When you think about physical fitness, you should think about being able to accomplish tasks of daily living with vigor- being able to walk to class, shop for food, do your homework and have enough energy left over for hanging out with your friends and enjoying free time. When you think about being healthy, think about following mom’s advice and eating your fruits and veggies. Also, think about getting to the gym (or the ballpark) for a workout a few times a week and remember that sleep is a necessity, not an option.
These are all very important aspects of a healthy lifestyle—but according to the World Health Organization (WHO), they are not enough. In 1970, the WHO redefined good health to mean more than avoiding a necessary visit to the doctor—you need to achieve a high level of wellness.

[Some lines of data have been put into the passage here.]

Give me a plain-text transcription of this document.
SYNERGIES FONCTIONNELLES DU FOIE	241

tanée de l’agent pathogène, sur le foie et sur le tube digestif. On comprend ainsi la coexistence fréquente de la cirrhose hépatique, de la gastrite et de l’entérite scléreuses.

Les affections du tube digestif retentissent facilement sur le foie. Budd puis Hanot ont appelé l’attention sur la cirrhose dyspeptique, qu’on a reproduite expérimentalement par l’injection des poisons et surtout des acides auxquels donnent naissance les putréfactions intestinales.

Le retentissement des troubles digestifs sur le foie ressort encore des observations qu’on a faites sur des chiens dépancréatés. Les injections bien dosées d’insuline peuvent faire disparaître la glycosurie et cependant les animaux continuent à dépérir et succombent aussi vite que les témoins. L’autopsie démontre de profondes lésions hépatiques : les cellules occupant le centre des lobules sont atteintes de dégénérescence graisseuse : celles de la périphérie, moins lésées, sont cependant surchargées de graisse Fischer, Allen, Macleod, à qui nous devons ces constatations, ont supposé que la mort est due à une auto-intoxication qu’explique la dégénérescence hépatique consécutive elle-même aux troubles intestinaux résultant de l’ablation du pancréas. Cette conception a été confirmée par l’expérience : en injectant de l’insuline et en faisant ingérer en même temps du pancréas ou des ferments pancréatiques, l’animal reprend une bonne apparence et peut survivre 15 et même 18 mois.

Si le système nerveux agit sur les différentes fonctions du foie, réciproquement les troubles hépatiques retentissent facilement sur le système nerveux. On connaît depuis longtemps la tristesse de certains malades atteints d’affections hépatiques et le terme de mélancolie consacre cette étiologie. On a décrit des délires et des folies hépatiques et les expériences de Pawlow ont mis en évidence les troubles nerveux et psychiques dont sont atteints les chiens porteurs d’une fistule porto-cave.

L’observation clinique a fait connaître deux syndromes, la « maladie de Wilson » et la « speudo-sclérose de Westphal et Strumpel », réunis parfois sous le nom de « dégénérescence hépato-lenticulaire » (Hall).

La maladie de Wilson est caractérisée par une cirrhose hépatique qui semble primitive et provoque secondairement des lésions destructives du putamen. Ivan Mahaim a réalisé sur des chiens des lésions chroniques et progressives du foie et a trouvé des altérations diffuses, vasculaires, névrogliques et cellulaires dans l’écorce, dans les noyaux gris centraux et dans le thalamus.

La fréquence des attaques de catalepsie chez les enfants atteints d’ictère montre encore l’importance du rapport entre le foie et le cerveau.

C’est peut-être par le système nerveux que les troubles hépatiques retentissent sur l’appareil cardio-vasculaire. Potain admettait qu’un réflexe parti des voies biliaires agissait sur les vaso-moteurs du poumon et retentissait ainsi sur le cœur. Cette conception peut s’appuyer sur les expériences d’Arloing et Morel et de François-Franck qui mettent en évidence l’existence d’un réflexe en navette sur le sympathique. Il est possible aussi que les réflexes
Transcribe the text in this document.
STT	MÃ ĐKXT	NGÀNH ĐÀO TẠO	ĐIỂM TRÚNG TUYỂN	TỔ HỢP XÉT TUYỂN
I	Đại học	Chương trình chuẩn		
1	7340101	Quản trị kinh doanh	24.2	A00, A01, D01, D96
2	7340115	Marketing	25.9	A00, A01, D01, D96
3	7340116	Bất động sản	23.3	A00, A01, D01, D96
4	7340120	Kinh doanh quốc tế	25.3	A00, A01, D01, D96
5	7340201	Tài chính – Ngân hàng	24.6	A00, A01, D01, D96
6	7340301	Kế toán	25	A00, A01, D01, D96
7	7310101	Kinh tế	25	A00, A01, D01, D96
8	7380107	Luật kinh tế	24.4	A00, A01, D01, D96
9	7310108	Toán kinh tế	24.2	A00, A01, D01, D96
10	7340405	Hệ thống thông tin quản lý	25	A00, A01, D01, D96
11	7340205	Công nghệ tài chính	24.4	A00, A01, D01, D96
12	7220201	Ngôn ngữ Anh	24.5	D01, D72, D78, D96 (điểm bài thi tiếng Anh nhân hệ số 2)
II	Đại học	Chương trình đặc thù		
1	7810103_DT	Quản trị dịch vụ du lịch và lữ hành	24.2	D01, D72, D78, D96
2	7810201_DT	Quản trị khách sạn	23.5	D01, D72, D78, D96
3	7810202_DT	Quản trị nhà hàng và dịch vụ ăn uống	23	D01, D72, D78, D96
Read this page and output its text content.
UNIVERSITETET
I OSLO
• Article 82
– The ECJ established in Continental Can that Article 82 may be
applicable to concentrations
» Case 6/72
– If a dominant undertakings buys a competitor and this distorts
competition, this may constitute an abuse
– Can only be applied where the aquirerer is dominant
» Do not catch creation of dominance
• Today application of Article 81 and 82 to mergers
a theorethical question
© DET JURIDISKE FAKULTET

The WHO defines wellness as “a state of complete physical, mental and social well being, not merely the absence of disease or infirmity.”

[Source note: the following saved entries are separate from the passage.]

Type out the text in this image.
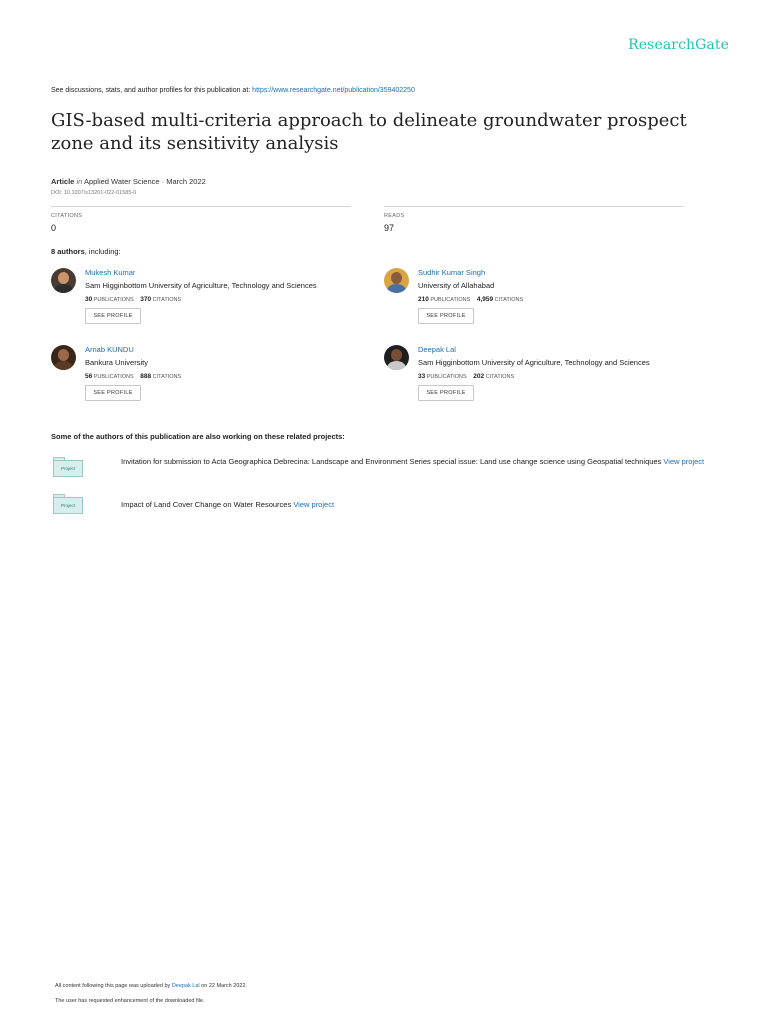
ResearchGate
See discussions, stats, and author profiles for this publication at: https://www.researchgate.net/publication/359402250
GIS-based multi-criteria approach to delineate groundwater prospect zone and its sensitivity analysis
Article in Applied Water Science · March 2022
DOI: 10.1007/s13201-022-01585-0
CITATIONS
0
READS
97
8 authors, including:
Mukesh Kumar
Sam Higginbottom University of Agriculture, Technology and Sciences
30 PUBLICATIONS 370 CITATIONS
SEE PROFILE
Sudhir Kumar Singh
University of Allahabad
210 PUBLICATIONS 4,959 CITATIONS
SEE PROFILE
Arnab KUNDU
Bankura University
56 PUBLICATIONS 888 CITATIONS
SEE PROFILE
Deepak Lal
Sam Higginbottom University of Agriculture, Technology and Sciences
33 PUBLICATIONS 202 CITATIONS
SEE PROFILE
Some of the authors of this publication are also working on these related projects:
Project
Invitation for submission to Acta Geographica Debrecina: Landscape and Environment Series special issue: Land use change science using Geospatial techniques View project
Project	Impact of Land Cover Change on Water Resources View project
All content following this page was uploaded by Deepak Lal on 22 March 2022.
The user has requested enhancement of the downloaded file.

What is wellness? Wellness includes seven different dimensions:
True wellness is about balance—which means nurturing all parts of you. Draw a circle and divide it into seven slices of pie, one for each wellness type. For each slice, rate yourself and shade the pie on a scale of one to 10 (one being not at all well and only a tiny bit of shade, 10 being absolutely well and shaded all the way to the edge). Think about how well you feel in each area, and focus on quality over quantity. For instance, if you feel like you have a good network of friends, a good relationship with your family and are happy with your romantic situation, give yourself a 10 for social and shade the slice completely. On the other hand, if you have tons of acquaintances to party with, but no real friends to call on when there’s a crisis, only shade a one or two. For your physical slice, if you make an effort to regularly eat fruits and veggies, exercise most days of the week and get enough sleep to stay awake in class, give yourself a good score.

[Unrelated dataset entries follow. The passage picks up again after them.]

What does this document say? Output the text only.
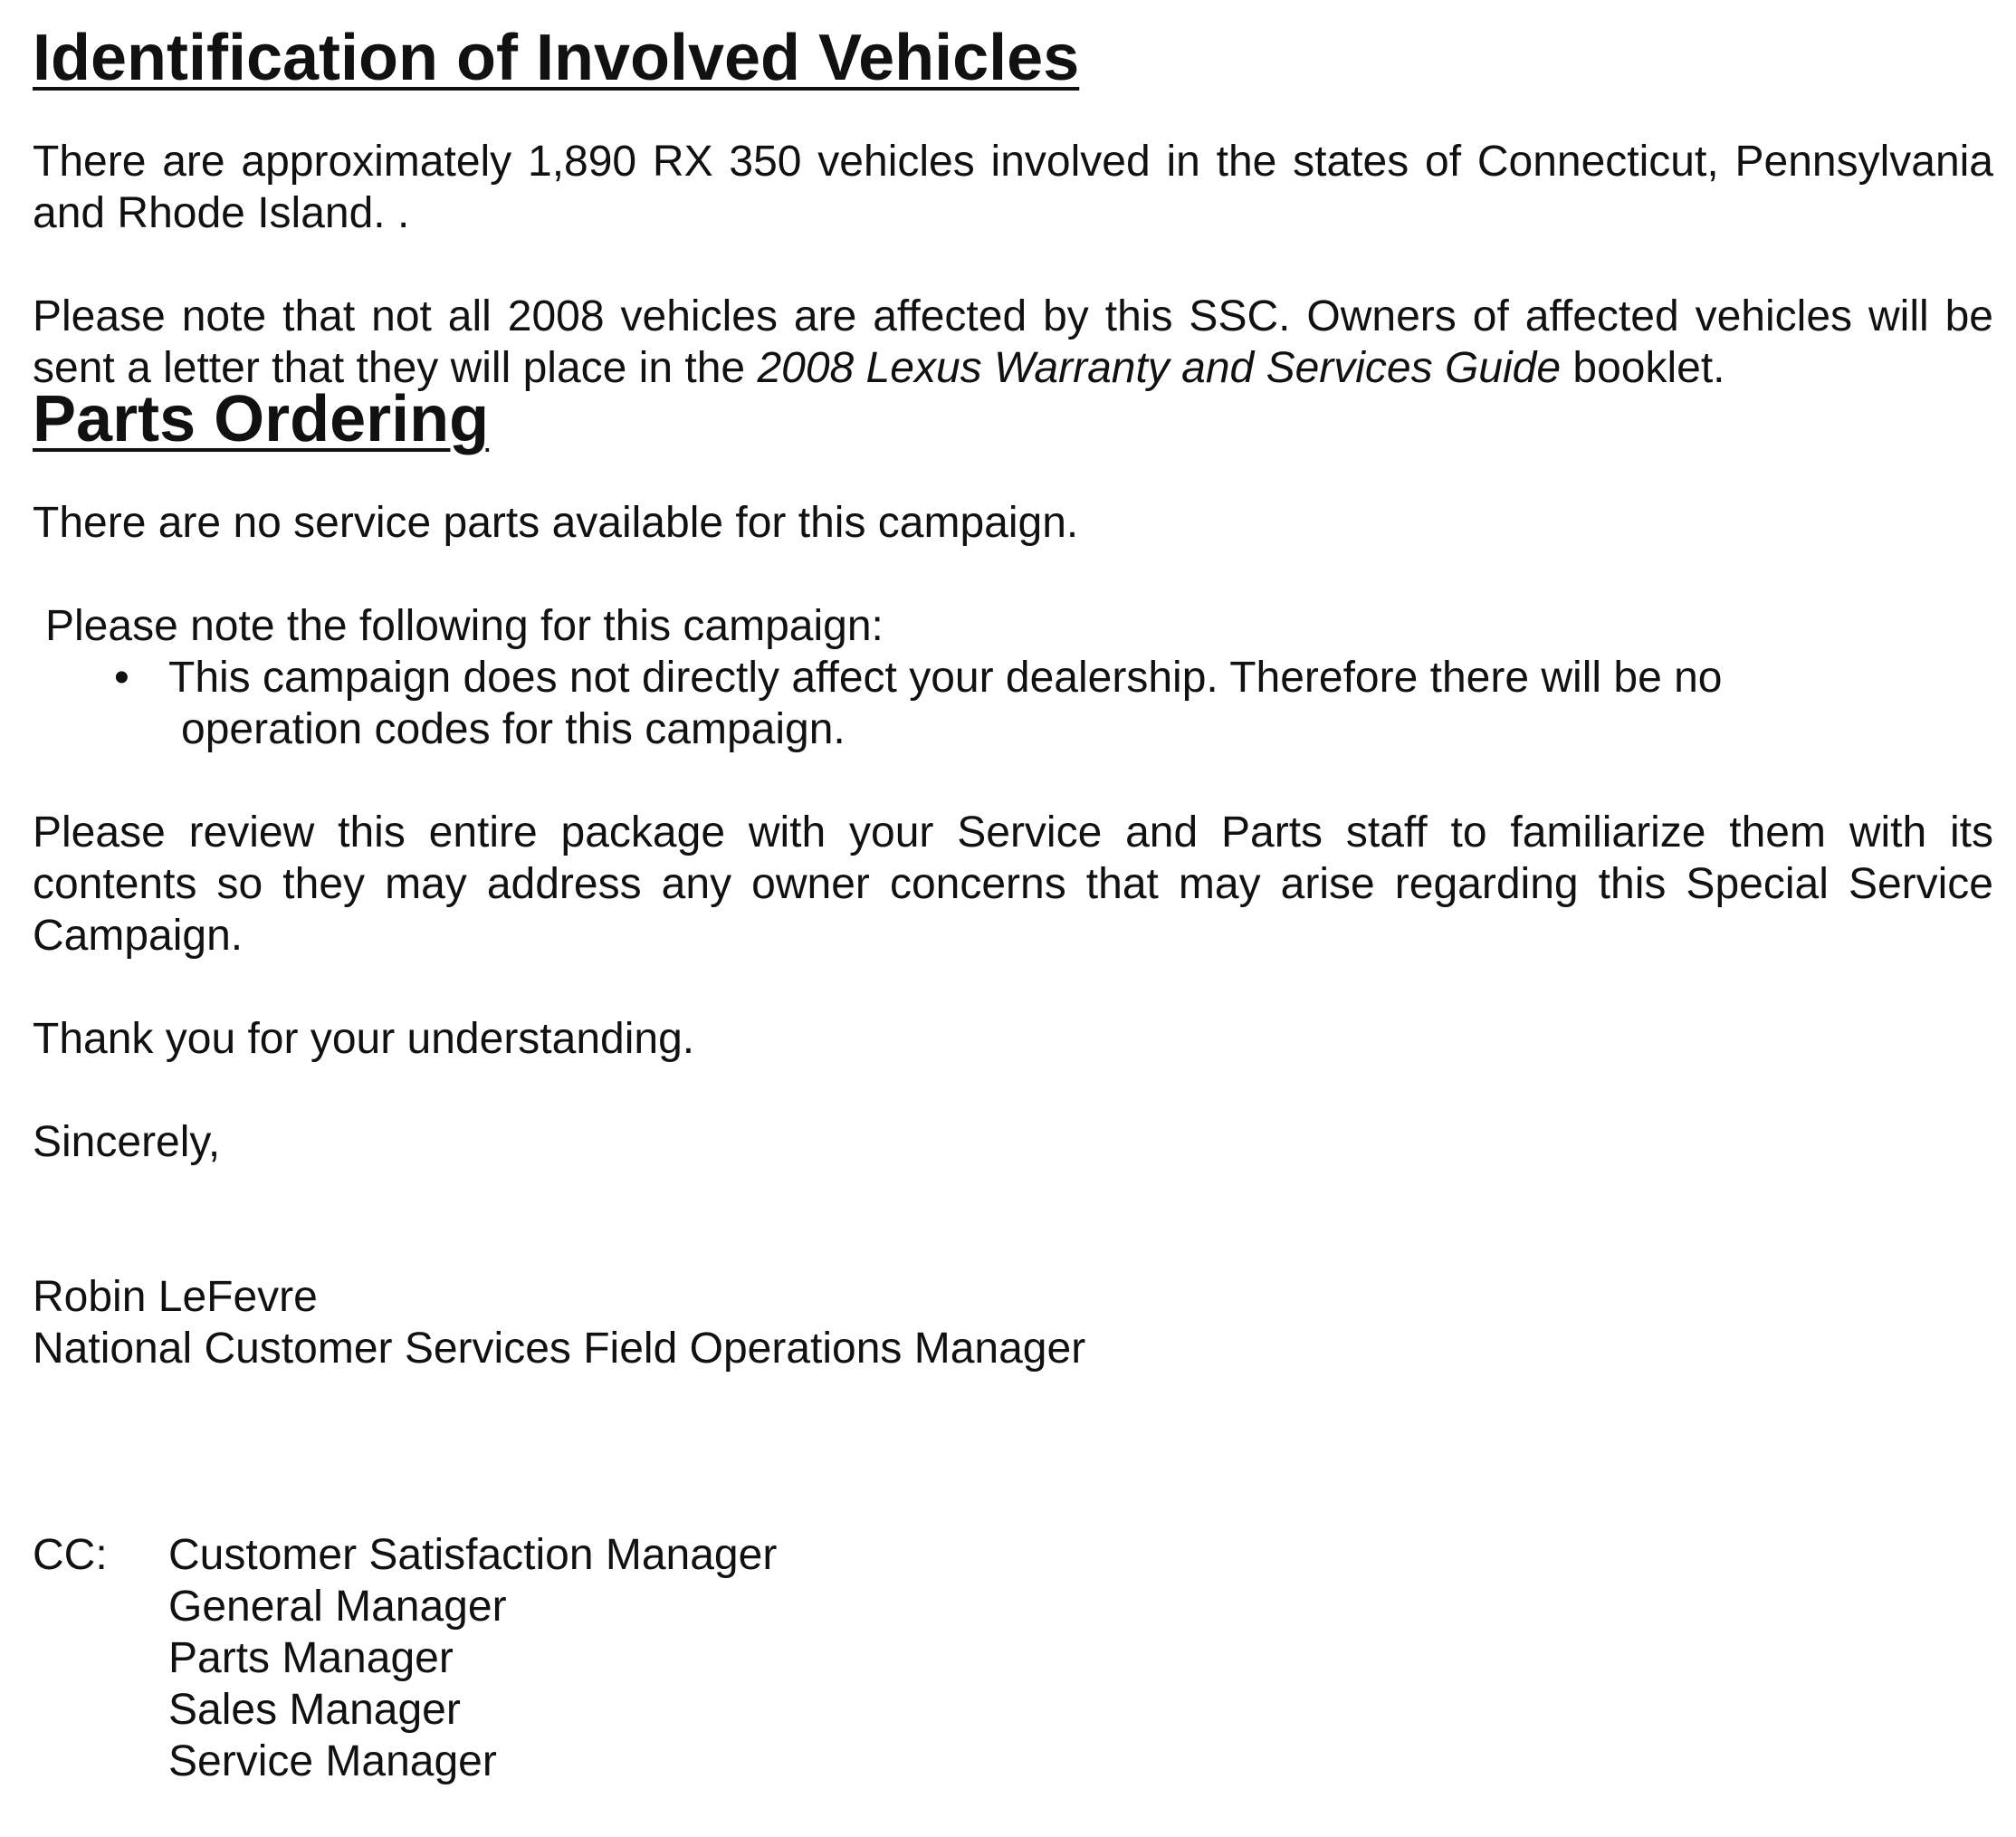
Identification of Involved Vehicles

There are approximately 1,890 RX 350 vehicles involved in the states of Connecticut, Pennsylvania and Rhode Island. .

Please note that not all 2008 vehicles are affected by this SSC. Owners of affected vehicles will be sent a letter that they will place in the 2008 Lexus Warranty and Services Guide booklet.

Parts Ordering

There are no service parts available for this campaign.

Please note the following for this campaign:

• This campaign does not directly affect your dealership. Therefore there will be no
operation codes for this campaign.

Please review this entire package with your Service and Parts staff to familiarize them with its contents so they may address any owner concerns that may arise regarding this Special Service Campaign.

Thank you for your understanding.

Sincerely,

Robin LeFevre

National Customer Services Field Operations Manager

CC:	Customer Satisfaction Manager
General Manager
Parts Manager
Sales Manager
Service Manager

After you’ve thought about and shaded every slice, take a look at your pie—if you had to roll it down the street, would it move smoothly or would it thump to a halting stop? You’re better off having a smooth pie of all fives and sixes than a jagged pie with a couple of 10s and a bunch of ones and twos. Why? Because wellness is about balance—it’s a process of making good choices by being aware of how those choices interact. If you work out for hours every day and are a physical stud, but you eat tons of junk food, have no time for friends or family and are failing your classes, your physical fitness will not make up for the lack of quality in the rest of your life.
Take a look at your wheel—where could you use some work? There’s no one-size-fits all formula to improve your wellness. Instead, think about ways that are relevant to you. For some people, increasing spiritual wellness might mean going to church or temple more often, while other people might focus on non-religious forms of spiritual development, like meditation or personal reflection. For some students, cultivating occupational wellness may involve a part-time job or researching internships in your desired field. For others it may mean scheduling an appointment at the career center to get help in selecting your major. It’s your life and your wellness—find it your way!